[RFC PATCH 0/3] um: clean up mm creation - another attempt

Tue Sep 26 05:16:29 PDT 2023

On 25/09/2023 16:20, Anton Ivanov wrote:
> 
> On 25/09/2023 15:44, Johannes Berg wrote:
>> On Mon, 2023-09-25 at 15:27 +0100, Anton Ivanov wrote:
>>> On 25/09/2023 14:33, Johannes Berg wrote:
>>>> On Mon, 2023-09-25 at 14:29 +0100, Anton Ivanov wrote:
>>>>> I have rebased the preempt patch on top of these series.
>>>>>
>>>>> PREEMPT works with some performance decrease.
>>>>>
>>>>> VOLUNTARY deadlocks early in boot around the time it starts loading modules.
>>>>>
>>>>> non-preemptible deadlocks very early in boot.
>>>>>
>>>> Well I guess that means there's still some issue in here? Hmm.
>>>>
>>>> Now I don't understand anything anymore, I guess.
>>> PEBKAC. The tree got corrupted somewhere during rebase. Reapplying everything on top of a clean master fixed it.
>>>
>>> So it all works.
>> OK, whew. At least now I no longer _completely_ doubt the mental model I
>> have of UML VM :-)
>>
>>> With some performance penalties compared to the old approach, but works.
>> I still find this odd though, I don't see what the flush would possibly
>> do in a new (mm host) process that's not achievable in arch_dup_mmap()?
>>
>> OK, so let's see - arch_dup_mmap() is _earlier_ than the fork_handler,
>> because that only happens on the very first switch into the process.
>> This is only when it gets scheduled. So we'd be looking for something
>> that copy_process() changes in the MM after copy_mm() and before it can
>> get scheduled?
>>
>> I guess we could even move the flush it into copy_thread(), which is a
>> simpler patch too, but it felt a bit wrong, since that's about the
>> (guest!) process, not the mm.
>>
>> But basically I don't see anything there - fork syscall tail-calls
>> kernel_clone(), which doesn't really do anything with the result of
>> copy_process() except wake it up, and copy_process() doesn't really do
>> anything either?
> 
> I am continuing to dig through that and looking for voluntary preemption points in the process.
> 
> We have none of our own and the generic ones are not invoked - voluntary for all practical purposes does not differ from no-preempt.
> 
> If I have some suspects, I will post their mugshots to the list :)
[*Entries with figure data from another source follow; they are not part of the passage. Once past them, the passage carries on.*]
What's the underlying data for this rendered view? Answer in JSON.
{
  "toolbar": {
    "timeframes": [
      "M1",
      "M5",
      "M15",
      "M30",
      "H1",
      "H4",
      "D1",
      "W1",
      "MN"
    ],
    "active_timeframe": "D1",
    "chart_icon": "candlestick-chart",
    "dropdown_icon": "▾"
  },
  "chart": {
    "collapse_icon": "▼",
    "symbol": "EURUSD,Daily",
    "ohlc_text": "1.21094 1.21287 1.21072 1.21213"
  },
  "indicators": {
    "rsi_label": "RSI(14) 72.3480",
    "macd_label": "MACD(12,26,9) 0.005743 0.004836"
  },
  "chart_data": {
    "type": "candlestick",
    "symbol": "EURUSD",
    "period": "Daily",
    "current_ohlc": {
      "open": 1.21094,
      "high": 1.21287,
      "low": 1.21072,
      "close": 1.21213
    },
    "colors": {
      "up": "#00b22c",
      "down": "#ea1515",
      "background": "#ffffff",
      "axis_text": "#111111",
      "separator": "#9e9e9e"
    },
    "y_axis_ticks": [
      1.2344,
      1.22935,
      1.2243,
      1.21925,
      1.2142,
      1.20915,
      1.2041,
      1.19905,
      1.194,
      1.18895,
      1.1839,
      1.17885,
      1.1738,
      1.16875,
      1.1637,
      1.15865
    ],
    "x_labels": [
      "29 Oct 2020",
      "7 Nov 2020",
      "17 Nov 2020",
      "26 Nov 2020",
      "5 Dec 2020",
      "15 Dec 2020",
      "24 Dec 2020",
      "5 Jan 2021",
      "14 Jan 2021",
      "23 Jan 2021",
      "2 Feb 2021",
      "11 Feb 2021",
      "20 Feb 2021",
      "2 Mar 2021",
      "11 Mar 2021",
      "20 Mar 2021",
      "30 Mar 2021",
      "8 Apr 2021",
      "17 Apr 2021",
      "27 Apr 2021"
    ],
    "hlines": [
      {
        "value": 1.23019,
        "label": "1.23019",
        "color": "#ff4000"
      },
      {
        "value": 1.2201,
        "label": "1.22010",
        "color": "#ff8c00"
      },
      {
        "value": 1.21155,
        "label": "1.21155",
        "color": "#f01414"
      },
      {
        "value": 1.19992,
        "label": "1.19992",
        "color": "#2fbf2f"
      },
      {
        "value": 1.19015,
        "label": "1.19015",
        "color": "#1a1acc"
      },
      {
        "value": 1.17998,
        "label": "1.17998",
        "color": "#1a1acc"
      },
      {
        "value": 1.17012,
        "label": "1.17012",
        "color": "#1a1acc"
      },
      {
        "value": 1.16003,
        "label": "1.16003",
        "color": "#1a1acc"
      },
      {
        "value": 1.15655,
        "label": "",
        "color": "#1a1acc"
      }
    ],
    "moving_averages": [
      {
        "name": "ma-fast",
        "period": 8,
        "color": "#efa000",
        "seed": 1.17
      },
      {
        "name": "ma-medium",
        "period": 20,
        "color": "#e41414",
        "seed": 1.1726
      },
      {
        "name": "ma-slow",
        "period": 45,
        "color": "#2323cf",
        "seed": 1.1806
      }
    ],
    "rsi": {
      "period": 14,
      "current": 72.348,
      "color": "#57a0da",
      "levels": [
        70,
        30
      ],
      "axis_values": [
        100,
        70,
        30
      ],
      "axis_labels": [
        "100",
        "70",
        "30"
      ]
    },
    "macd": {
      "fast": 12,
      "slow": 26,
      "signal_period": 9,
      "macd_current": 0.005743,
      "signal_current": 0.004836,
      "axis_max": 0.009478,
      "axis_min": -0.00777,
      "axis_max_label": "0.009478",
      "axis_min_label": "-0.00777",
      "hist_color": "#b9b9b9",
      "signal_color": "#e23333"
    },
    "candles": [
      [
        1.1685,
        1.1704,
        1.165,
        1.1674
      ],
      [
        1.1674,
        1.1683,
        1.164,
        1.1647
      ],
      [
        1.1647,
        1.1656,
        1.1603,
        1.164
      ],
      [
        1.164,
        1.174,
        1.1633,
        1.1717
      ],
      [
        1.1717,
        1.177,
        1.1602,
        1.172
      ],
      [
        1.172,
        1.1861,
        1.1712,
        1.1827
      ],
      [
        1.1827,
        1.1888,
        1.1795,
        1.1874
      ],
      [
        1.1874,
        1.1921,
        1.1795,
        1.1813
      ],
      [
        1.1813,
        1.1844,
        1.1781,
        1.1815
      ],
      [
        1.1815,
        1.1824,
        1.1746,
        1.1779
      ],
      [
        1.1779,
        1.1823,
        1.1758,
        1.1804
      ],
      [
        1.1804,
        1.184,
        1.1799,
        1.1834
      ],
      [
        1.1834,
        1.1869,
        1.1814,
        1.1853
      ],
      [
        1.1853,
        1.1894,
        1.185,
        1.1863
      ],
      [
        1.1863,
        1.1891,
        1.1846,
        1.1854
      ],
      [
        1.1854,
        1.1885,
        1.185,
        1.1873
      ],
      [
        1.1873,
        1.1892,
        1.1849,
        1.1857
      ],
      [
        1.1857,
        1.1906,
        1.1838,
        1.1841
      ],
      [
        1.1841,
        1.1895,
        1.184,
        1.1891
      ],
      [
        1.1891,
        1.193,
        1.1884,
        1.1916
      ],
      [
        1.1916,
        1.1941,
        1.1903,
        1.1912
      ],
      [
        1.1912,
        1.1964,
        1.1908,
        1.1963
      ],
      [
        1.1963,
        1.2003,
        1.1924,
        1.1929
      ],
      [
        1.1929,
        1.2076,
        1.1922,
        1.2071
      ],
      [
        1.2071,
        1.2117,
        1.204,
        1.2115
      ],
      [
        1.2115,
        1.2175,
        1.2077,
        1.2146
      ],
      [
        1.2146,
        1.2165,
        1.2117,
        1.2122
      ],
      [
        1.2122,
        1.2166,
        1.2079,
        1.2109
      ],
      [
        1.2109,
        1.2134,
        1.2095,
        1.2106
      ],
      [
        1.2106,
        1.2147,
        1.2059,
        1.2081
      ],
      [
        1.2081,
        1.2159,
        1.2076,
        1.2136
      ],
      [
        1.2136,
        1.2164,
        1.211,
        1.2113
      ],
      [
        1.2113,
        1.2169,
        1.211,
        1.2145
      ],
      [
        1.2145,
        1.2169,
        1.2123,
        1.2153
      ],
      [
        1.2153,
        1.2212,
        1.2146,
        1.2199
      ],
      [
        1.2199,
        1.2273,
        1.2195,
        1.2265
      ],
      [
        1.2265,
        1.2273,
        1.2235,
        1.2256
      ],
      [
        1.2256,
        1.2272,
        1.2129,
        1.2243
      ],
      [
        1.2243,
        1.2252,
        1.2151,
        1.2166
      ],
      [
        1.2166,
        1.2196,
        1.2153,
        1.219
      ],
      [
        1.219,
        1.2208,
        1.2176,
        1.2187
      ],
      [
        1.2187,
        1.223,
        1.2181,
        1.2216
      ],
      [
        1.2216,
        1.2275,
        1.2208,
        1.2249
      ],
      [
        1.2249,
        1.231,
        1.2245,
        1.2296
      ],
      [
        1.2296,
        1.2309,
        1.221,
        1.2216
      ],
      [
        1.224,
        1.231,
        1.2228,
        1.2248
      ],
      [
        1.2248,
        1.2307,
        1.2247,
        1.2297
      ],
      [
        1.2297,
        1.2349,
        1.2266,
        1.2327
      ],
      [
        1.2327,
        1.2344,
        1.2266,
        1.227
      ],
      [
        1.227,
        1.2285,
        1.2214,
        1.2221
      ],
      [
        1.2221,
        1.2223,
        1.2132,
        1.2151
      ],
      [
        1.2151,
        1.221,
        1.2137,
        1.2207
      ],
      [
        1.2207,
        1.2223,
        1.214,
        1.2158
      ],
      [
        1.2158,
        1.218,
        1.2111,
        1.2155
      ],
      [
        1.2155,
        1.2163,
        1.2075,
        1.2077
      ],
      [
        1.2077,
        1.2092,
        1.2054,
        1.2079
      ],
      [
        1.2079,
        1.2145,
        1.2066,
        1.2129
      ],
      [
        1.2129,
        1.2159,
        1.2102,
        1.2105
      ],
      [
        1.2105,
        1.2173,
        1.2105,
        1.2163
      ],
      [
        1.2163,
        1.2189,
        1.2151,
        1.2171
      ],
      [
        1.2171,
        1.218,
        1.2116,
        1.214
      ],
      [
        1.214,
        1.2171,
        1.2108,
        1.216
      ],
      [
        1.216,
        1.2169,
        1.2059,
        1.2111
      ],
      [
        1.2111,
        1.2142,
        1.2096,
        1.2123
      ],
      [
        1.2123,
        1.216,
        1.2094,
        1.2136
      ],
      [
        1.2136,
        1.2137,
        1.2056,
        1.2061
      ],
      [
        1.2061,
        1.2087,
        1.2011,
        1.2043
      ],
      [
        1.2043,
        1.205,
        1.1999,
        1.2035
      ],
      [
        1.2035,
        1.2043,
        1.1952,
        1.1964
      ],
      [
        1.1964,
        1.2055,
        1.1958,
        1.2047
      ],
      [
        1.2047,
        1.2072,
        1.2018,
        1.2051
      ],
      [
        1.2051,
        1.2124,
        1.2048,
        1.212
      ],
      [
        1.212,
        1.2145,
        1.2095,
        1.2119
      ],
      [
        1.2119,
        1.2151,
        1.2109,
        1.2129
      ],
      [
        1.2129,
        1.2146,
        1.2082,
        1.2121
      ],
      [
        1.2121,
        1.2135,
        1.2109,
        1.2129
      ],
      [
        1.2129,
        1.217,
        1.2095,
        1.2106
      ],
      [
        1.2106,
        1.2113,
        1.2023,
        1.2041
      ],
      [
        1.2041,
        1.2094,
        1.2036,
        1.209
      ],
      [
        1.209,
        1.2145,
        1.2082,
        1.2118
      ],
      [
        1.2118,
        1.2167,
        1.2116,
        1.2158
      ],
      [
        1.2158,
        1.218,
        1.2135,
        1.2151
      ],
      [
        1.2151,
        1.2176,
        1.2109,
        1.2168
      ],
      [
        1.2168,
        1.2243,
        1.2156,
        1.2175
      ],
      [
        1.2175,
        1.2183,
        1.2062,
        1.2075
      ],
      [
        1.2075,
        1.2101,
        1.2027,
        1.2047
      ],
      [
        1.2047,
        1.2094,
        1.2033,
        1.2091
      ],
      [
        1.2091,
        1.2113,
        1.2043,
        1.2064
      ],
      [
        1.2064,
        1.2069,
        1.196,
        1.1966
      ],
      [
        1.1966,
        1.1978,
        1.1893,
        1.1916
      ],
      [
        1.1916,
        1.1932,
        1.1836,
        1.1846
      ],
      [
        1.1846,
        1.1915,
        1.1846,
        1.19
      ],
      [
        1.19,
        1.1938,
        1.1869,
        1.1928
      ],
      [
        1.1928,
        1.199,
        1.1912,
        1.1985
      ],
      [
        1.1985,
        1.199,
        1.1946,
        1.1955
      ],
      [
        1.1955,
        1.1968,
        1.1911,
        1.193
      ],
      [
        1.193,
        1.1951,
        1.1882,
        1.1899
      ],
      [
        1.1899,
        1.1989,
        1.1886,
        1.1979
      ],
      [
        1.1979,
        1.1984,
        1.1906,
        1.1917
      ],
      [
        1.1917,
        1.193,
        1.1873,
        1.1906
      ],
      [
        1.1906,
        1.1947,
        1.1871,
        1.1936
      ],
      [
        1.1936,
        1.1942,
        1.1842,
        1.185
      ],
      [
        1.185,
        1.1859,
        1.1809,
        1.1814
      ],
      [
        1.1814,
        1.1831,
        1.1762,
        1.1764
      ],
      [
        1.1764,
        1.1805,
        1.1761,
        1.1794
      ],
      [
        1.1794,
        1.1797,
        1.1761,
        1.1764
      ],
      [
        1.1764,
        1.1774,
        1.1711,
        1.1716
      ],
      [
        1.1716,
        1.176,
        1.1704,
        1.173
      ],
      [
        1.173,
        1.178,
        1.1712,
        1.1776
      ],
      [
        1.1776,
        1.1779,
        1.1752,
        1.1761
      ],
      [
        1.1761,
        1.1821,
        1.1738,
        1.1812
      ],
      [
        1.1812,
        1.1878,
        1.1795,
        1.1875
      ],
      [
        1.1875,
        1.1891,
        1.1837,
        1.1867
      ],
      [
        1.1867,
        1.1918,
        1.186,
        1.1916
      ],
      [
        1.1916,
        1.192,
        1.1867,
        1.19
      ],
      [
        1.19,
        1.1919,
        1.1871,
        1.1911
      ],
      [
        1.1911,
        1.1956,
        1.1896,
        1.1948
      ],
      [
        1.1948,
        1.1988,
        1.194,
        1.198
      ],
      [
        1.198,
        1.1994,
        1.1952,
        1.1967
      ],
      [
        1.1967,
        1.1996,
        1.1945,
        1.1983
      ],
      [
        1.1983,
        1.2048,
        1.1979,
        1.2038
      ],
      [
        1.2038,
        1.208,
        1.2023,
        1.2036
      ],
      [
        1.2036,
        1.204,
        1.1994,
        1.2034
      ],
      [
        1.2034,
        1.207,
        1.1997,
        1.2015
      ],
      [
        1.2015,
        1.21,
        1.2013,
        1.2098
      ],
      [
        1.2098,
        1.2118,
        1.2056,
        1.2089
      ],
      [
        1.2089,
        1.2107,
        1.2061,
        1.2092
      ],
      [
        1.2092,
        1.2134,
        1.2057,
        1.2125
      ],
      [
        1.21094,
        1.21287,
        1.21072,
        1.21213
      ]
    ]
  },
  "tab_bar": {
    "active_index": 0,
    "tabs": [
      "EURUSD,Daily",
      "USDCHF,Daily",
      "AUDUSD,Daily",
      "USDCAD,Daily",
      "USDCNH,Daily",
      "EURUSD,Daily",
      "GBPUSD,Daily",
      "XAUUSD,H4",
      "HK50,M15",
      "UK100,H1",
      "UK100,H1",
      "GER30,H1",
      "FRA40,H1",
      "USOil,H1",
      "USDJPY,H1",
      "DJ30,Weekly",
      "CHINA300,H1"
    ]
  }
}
For the time being it is mostly negative :)

1. The performance after the mm patch is down. By 30-40% on my standard bench.

2. The preemption patches work fine on top (all 3 cases). The performance difference stays.

3. We do not have anything of value to add in term of cond_resched() to the drivers :(
Most drivers are fairly simplistic with no safe points to add this.

4. The upper layer resched points are not enough.
F.E. -EAGAIN from block, retries, etc should all hit paths in the upper layer which cause a
cond_resched(). They are not noticeable. VOLUNTARY behaves nearly identical to non-preemptive.

5. There are a couple of places where an if (condition) schedule() should probably be replaced
with cond_resched(). F.E. interrupt_end(). While it looks more appropriate, the performance
effect is nil.

6. Do we still need force_flush_all() in the arch_dup_mmap()? This works with a non-forced tlb flush
using flush_tlb_mm(mm);

7. In all cases, UML is doing something silly.
The CPU usage while doing find -type f -exec cat {} > /dev/null measured from outside in non-preemptive and
PREEMPT_VOLUNTARY stays around 8-15%. The UML takes a sabbatical for the remaining 85 instead of actually
doing work. PREEMPT is slightly better at 60, but still far from 100%. It just keeps going into idle and I
cannot understand why.

8. All in all I do not have an obvious suspect for the performance difference. No change candidates
either. I also do not have any ideas why it ends up in idle instead of doing work.

> 
>> johannes
>>

-- 
Anton R. Ivanov
Cambridgegreys Limited. Registered in England. Company Number 10273661
https://www.cambridgegreys.com/